|Description: A set of twenty-five bound magazine volumes with each volume representing one half year, dates from 1860 until 1872. The book covers have a solid cover spine and multicoloured front and back covers. Volume three is missing. 979.6.1484.13 has an inscription on the title page that reads "James B. Harris." Inside the cover of 979.6.1484.4 "55 Dnood (?) " is inscribed. |
Cornhill Magazine, named after Cornhill , a street in London, was the most important magazine of the latter part of the nineteenth century. It was founded in 1860 by the publisher George Smith. It aimed to combine the critical view and the serial novel. Smith hoped to gain some of the same readership enjoyed by "All the Year Round" a similar magazine owned by Charles Dickens, and he employed as editor William Thackeray, Dickens' great literary rival at the time.
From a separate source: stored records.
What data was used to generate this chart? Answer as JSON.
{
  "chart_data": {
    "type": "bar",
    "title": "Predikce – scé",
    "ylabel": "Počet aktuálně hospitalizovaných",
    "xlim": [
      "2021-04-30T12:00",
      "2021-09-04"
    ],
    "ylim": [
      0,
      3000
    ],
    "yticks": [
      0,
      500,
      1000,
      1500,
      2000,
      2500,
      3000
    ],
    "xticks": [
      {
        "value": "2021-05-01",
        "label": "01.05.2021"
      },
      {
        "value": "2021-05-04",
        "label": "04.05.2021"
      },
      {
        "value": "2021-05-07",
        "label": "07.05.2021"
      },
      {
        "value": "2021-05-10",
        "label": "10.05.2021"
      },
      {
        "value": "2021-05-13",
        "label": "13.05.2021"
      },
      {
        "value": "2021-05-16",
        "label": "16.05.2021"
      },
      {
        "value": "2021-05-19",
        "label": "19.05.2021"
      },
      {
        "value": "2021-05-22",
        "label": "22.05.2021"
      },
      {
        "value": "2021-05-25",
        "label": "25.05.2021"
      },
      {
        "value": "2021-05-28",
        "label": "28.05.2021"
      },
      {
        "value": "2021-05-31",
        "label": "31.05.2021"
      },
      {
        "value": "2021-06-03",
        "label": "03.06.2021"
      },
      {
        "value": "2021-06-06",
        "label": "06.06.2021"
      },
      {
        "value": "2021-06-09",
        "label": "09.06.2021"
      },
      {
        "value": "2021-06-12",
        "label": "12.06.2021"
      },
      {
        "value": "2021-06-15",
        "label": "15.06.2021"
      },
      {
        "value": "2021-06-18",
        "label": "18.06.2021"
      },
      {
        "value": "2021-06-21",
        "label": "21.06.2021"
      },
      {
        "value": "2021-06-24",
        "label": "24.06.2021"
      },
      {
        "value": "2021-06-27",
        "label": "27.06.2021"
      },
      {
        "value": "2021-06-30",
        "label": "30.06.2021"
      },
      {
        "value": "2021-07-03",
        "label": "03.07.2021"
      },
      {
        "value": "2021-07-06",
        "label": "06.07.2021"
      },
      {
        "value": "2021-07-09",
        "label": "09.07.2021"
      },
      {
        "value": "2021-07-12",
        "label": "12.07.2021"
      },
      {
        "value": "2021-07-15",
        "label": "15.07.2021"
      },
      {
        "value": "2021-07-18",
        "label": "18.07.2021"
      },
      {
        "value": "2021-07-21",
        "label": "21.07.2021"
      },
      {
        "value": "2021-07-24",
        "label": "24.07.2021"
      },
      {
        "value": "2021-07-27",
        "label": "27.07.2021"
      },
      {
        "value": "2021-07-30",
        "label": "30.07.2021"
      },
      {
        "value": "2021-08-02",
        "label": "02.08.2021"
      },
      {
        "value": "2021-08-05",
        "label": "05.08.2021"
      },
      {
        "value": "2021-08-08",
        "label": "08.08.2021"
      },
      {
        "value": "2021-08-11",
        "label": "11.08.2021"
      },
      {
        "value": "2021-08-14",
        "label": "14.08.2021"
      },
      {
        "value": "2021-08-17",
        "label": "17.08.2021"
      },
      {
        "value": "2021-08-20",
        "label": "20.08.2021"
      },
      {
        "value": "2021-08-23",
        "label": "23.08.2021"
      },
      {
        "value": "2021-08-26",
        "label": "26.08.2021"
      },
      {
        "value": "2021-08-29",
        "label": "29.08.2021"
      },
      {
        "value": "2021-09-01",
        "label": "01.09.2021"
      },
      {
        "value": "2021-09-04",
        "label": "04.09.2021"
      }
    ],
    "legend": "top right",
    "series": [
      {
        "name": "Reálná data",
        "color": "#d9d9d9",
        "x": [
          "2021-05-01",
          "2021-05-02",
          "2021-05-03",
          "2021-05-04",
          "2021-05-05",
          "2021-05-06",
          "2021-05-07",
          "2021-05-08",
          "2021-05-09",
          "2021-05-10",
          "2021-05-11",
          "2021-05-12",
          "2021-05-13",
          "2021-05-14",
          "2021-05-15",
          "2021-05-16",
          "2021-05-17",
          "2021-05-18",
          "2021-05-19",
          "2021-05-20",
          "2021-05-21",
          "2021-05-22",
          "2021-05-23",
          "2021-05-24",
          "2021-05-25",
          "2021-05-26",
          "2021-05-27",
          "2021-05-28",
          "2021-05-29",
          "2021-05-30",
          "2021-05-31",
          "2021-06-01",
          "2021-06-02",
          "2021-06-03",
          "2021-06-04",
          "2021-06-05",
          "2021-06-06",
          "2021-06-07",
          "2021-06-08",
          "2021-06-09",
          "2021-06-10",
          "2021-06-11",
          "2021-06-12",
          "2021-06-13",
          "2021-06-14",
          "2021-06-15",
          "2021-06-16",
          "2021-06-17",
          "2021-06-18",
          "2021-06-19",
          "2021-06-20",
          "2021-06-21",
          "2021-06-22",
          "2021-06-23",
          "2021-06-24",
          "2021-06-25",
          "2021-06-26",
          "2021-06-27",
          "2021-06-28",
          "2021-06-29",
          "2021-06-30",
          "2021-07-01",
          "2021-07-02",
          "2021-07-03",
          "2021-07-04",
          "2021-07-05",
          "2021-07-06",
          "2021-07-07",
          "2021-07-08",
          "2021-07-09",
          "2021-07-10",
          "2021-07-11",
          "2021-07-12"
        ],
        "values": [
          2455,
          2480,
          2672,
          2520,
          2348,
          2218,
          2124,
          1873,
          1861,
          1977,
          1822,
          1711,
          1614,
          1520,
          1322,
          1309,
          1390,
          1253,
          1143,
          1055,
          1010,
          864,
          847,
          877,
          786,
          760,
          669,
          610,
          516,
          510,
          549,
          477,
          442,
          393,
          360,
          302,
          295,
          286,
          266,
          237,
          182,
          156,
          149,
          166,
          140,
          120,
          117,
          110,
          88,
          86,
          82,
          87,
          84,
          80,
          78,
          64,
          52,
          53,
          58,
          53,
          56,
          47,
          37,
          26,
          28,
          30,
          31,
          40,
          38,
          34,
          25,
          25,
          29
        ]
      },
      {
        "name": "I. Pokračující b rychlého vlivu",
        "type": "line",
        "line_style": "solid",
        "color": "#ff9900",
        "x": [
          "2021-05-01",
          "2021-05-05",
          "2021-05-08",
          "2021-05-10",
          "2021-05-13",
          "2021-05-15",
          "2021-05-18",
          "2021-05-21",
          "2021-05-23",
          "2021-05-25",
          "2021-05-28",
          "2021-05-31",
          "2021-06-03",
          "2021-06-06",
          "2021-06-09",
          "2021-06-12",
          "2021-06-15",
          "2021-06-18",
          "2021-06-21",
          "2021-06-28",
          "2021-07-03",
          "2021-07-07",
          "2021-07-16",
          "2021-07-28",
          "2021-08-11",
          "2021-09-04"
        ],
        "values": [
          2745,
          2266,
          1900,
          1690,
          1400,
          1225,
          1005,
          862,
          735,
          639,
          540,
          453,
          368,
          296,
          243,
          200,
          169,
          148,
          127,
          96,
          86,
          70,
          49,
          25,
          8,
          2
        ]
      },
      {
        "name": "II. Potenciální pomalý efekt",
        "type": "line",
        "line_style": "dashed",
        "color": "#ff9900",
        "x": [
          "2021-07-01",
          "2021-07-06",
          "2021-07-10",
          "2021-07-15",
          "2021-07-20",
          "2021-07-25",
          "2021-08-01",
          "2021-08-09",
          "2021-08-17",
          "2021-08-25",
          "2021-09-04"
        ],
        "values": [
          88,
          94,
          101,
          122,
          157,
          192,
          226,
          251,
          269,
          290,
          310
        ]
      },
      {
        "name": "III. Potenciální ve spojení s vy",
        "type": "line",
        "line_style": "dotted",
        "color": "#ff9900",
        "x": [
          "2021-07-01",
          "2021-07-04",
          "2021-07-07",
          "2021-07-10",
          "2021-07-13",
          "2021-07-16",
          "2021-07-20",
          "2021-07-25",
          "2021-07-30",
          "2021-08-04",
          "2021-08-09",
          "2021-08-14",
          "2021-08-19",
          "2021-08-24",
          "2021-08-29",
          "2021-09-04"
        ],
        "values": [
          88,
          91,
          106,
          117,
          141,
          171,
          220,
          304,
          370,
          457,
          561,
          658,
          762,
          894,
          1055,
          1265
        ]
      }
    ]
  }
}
The sale of the magazine, at a shilling, exceeded all expectations, and the first number sold 110,000 copies. Within a few years circulation dropped rapidly as it gained a reputation for rather safe, inoffensive content in the late Victorian era. A mark of the high regard in which it was held though was its publication of "Leaves from the Journal of our Life in the Highlands" by Queen Victoria. REF: http://www.victorianweb.org/periodicals/cornhill.html and http://en.wikipedia.org/wiki/Cornhill Magazine visited July 18, 2007.
The magazines most likely came from Matilda Lindsay (née Harris) as she frequently sent packages to Benares. Matilda referred to four volumes of the magazines in a letter to her brother James Beveridge Harris. See: Harris Family Fonds, Letter , Matlida to James , Peel Archives.